By Jeff Petersen
I thought I’d be in for serious sensory deprivation with the Holdman Loop Tour.
After all, I was raised around Eugene, Oregon, with Lane County’s “sea level to ski level” motto and waterfalls as common as fiddles at a hoedown.
However, on the first warm day of meteorological spring (March 1-May 31), I head out with fingers crossed. After leaving the Highway 11 rat race at Athena and escaping to Highway 334, where traffic is a rumor, I get a pleasant surprise. A roller-coaster ride ensues through the kingdom of wheat, with sightings of kestrels perched on power lines and magpies practicing aerobatic maneuvers.
A red-winged blackbird cavorts in a cattail swamp, most of the time cleverly keeping out of camera range. When he does come into range, he hides the red.
Sky hovers, haze doing hop-scotch with patches of robin’s-egg blue. Winter wheat is shooting up. Patterns of Scottish plaid (in honor of nearby Athena, home of the local Caledonian Games) lead the eye to the snow-covered Blue Mountains, which anxiously await the big thaw.
Soon I reach the highest hill in the area, the Helix Ground Pile — wheat awaiting transport. Trucks are being loaded with frantic intensity, while crows fly in to get their share. The wind whips out of the south, punishment left over as winter slowly exits stage left.
I turn south for a couple miles on the Helix highway and then head west toward Holdman. A pheasant darts across the road, as much good luck as a black cat is bad luck. Lone trees, bare branches reaching skyward, surrendering to Mother Nature’s whims, are roadside landmarks in an otherwise treeless landscape. Winter wheat draws artful lines to a hazy horizon.
Soon Highway 334 merges into Highway 37. Turning left would take me to Pendleton. I turn right, opting for the lesser-traveled path.

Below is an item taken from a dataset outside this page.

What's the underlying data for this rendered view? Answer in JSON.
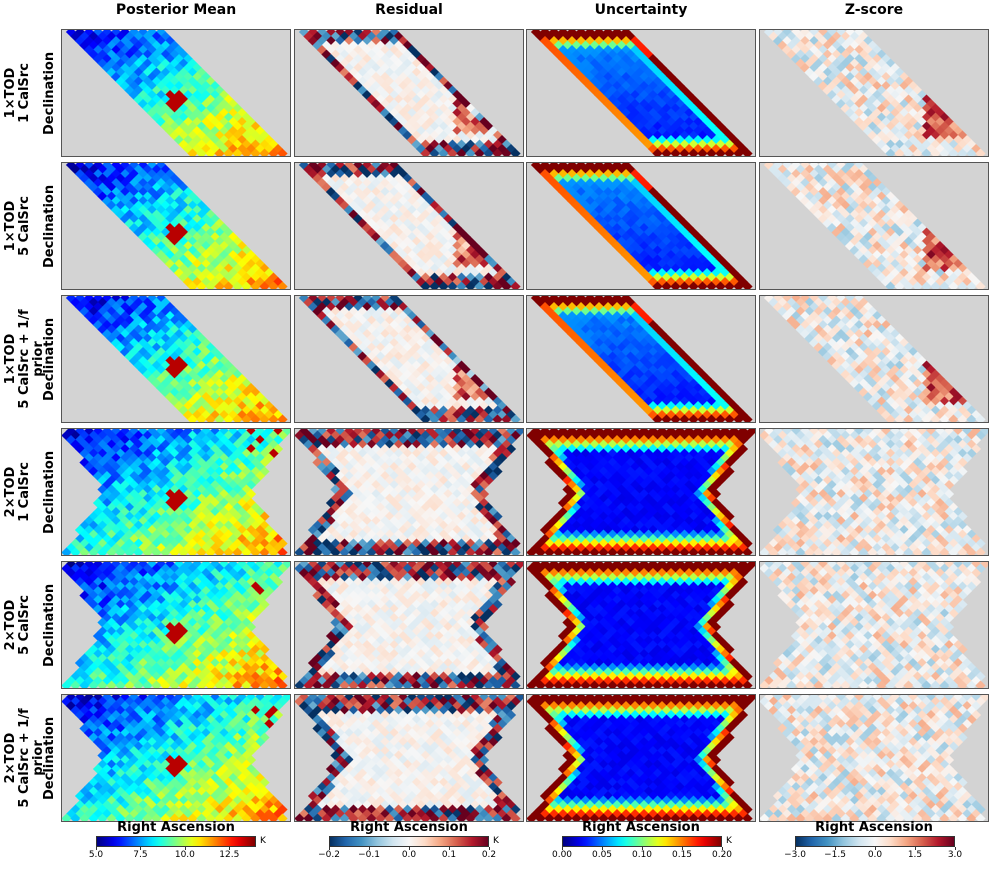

Presently I reach a farm where birds looking for a handout mob silos. A windmill in the background provides testimony to the power of the wind.
Farther on, an old barn sits in disrepair. Its tin roof is partly blown off. A weather vane spins in the wind. Surrounding hardwood trees stand naked, eager for spring to provide the latest leaf fashions.
Eventually I reach the “ghost town” of Holdman and take a break. A windmill does double time in front of an old, abandoned school surrounded by modern John Deere farm equipment, the splash of green paint brightening an otherwise drab scene.
The wide spot in the road features a tidy working farm and towering grain elevators. A little more than a century ago, the Main Street featured a dance hall, blacksmith shop, stores and a United Brethren church. Only memories remain.
The road is quiet except when wheat trucks, professional drivers at the wheel, bomb down the familiar-to-them S curves toward the Columbia River.
I look both ways, then rejoin the highway. Soon I come to one “road narrows” sign, then another, then yet another. The road is still imminently drivable, although if you believed signs you’d think by now it would be a goat path.
The road twists downhill toward the sage-covered Columbia River plain for a rendezvous with U.S. Highway 730. I turn back toward Walla Walla and rejoin the rat race, mostly truck traffic here. The busy-ness does not prevent me from gawking at the Wallula Gap basalt pinnacles or at a lone boat that plies the Columbia River, tanglers dwarfed by north shore ramparts.
I cross the Washington state line and increase my speed from 55 to 60 mph. OK, 63.
Looking in my rearview mirror to be sure I won’t be rear-ended, I slam on the brakes and skid into the modest Twin Sisters turnout, where twin basalt pillars provided a landmark for early river sojourners. The spring wildflowers, tiny yellow starbursts, are in bloom. I hop out, shielding my eyes from the low-angle sun, eager to get a view of the river wearing a necklace of diamonds.
The uphill trail is short and steep. I clamber up the sand to earn a million-dollar view downriver. Trucks roar by far below. Here a warm wind blows, and I have the bluff to myself. I am at peace.